Infine, appare contrario a qualsiasi principio democratico che una qualsiasi maggioranza di parlamentari o consiglieri comunali, provinciali e regionali (che è in ogni caso una minoranza dei cittadini-elettori-contribuenti) si arroghi la facoltà di deliberare a proprio insindacabile giudizio. In questo caso si tratta d’un vero e proprio «paradosso del Comma 22», ovvero: «Poiché i cittadini eleggono, e pagano, un certo numero di rappresentanti per delegare loro alcune decisioni, costoro vogliano deliberare come credono, anche quando gli elettori, attraverso il referendum o gli altri strumenti della democrazia diretta, intendono decidere da sé.» Esilarante!

Enzo Trentin

2 Commenti

  1. Sig. Orazio di Bella, lei ha ragione laddove scrive: «Usando lo stesso linguaggio, non solo si tratta di saldare elettorato ed eletti, ma di tagliare i vincoli tra eletti e le forze che se ne servono per generare profitti senza seguire un codice etico.»

    “Un codice etico” esiste nella dottrina cristiana. Basterebbe recuperarlo.

    Più genericamente parlando: gli attuali attori politici (politicanti) sono “ostaggio” di poteri sovranazionali che hanno molto a che fare con il debito pubblico. Tuttavia quest’ultimo si può ridurre sino a renderlo accettabile, e con ciò ridurre l’influenza dei poteri “occulti”. (si fa per dire, ovviamente).
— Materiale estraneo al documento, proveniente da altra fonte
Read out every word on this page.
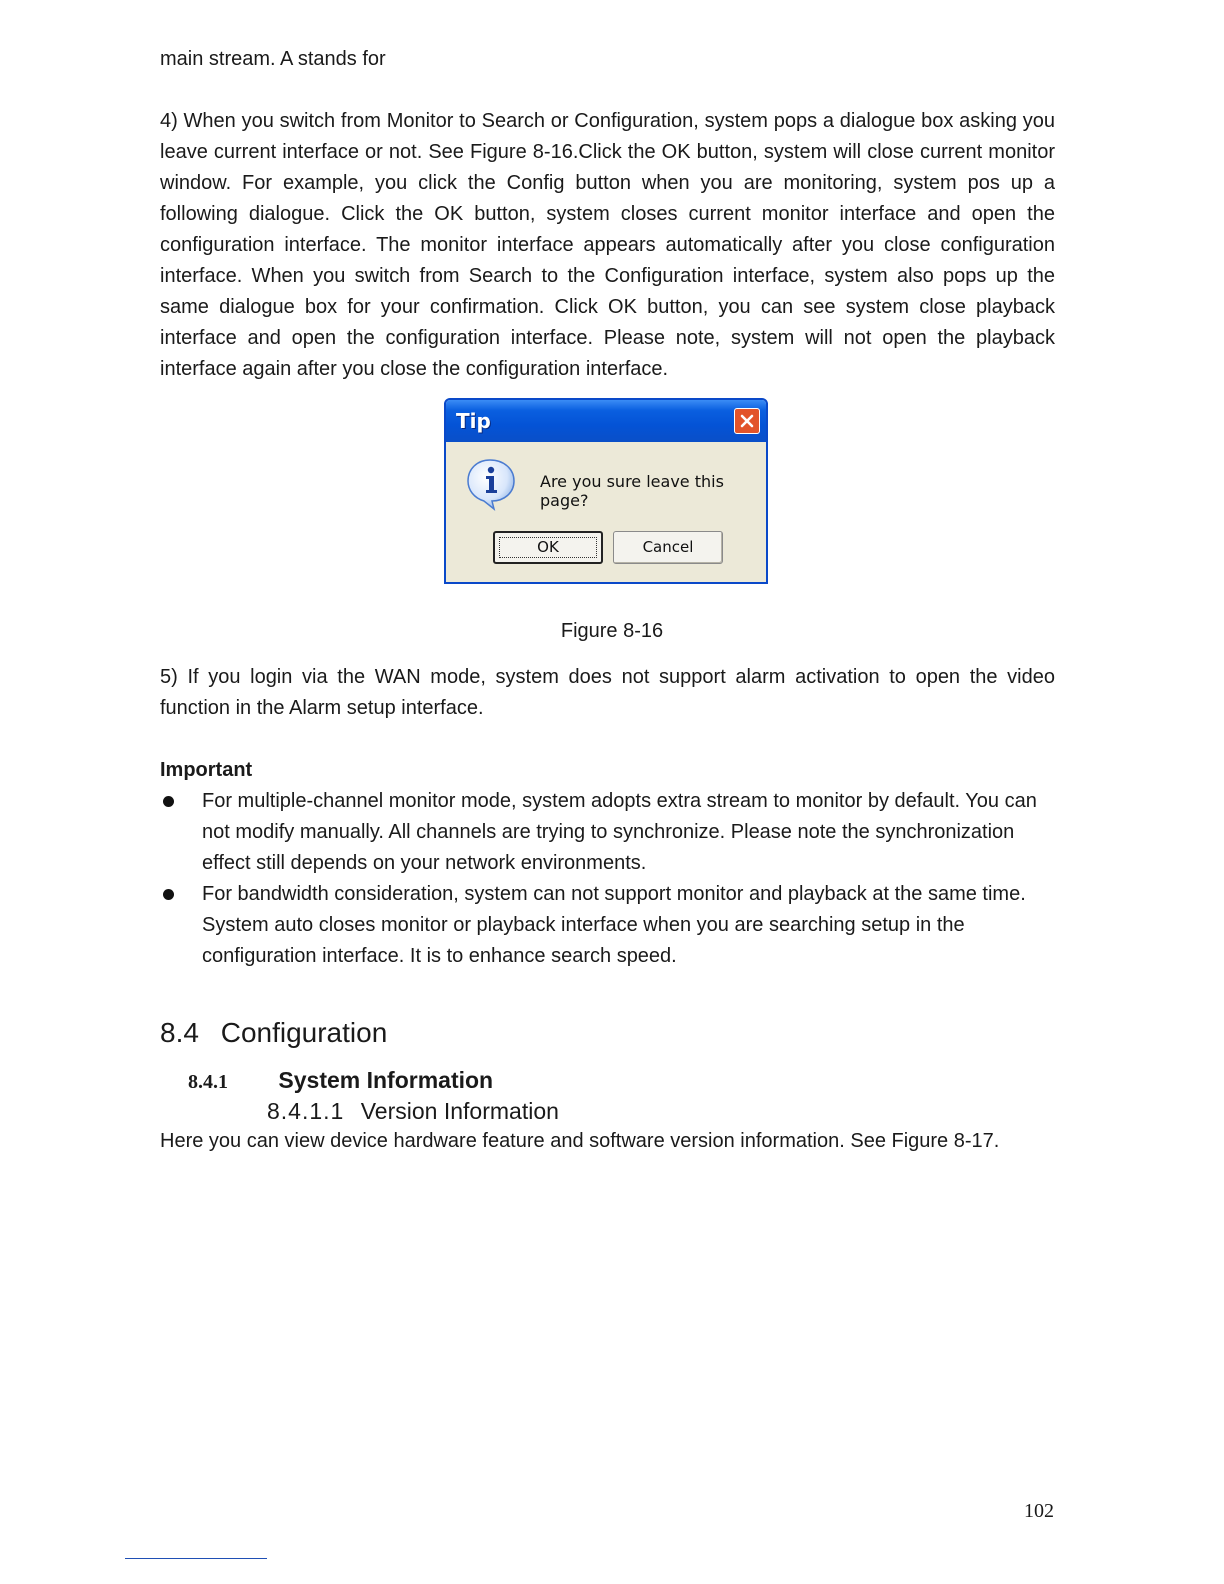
main stream. A stands for

4) When you switch from Monitor to Search or Configuration, system pops a dialogue box asking you leave current interface or not. See Figure 8-16.Click the OK button, system will close current monitor window. For example, you click the Config button when you are monitoring, system pos up a following dialogue. Click the OK button, system closes current monitor interface and open the configuration interface. The monitor interface appears automatically after you close configuration interface. When you switch from Search to the Configuration interface, system also pops up the same dialogue box for your confirmation. Click OK button, you can see system close playback interface and open the configuration interface. Please note, system will not open the playback interface again after you close the configuration interface.

Tip
Are you sure leave this page?
OK	Cancel

Figure 8-16

5) If you login via the WAN mode, system does not support alarm activation to open the video function in the Alarm setup interface.

Important

For multiple-channel monitor mode, system adopts extra stream to monitor by default. You can not modify manually. All channels are trying to synchronize. Please note the synchronization effect still depends on your network environments.
For bandwidth consideration, system can not support monitor and playback at the same time. System auto closes monitor or playback interface when you are searching setup in the configuration interface. It is to enhance search speed.
8.4 Configuration
8.4.1 System Information
8.4.1.1 Version Information

Here you can view device hardware feature and software version information. See Figure 8-17.

102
    Insomma, non soltanto io, individuo nell’appropriazione della sovranità popolare l’emancipazione dalla schiavitù sostanzialmente di tre tipi: innanzitutto i pregiudizi e il senso d’inferiorità che è stato inculcato ai cittadini fin dalla nascita; secondariamente, come è ovvio, i padroni schiavisti che beneficiavano del loro sfruttamento (i tax consumer: politici, burocrati, imprenditori che senza la “protezione” dello Stato non saprebbero stare sul mercato) che non vogliono perdere i notevoli vantaggi economici derivati dalla loro condizione di “rappresentanti”; infine, i peggiori nemici in assoluto sono gli altri schiavi che si sono ormai abituati alla condizione di sottomissione, come se si trattasse di un destino ineluttabile. Tra questi ultimi, i più feroci nemici dell’emancipazione e della libertà sono gli “schiavi vecchi”. Coloro che senza i sussidi di Stato non saprebbero come campare.

  2. Orazio di Bella

    Ho trovato diversi argomenti validi nel suo saggio.
    Particolarmente la frase
    “non è affatto la rappresentatività ad essere l’essenza della democrazia, ma la sovranità popolare”
    va incorniciata, perché siamo già arrivati al punto dove pubblicamente sui media viene negato, che la sovranità del popolo debba essere presa in considerazione, già che porta a scelte poco sagge.
    Che sarebbero scelte di rifiutare un particolare percorso imposto da “mercati” (definiti così per nascondere che si tratta di persone).

    E con ciò arrivo già all’osservazione critica (non intesa in senso diminutivo):
    Lei spiega abbastanza bene, che intendere “rappresentaza” come cessione di sovranità vuol dire proprio sospendere la democrazia, e che invece l’apertura alla partecipazione è esercizio di sovranità e quindi legittimizzazione dell’operato legislativo e governativo.

    In altri termini, si tratta di unire o legare elettori ed eletti, per creare un vincolo.
    Inteso sia come pressione e obbligo, sia come andare in sintonia.

    La parte che mi manca però, è che la realtà ci dice che una forza nascosta tira i fili e usa politici, partiti, istituzioni per andre in una direzione che la stragrande maggioranza di cittadini non riesce a riconoscere come vantaggiosa e benefica per la collettività!

    Usando lo stesso linguaggio, non solo si tratta di saldare elettorato ed eletti, ma di tagliare i vincoli tra eletti e le forze che se ne servono per generare profitti senza seguire un codice etico.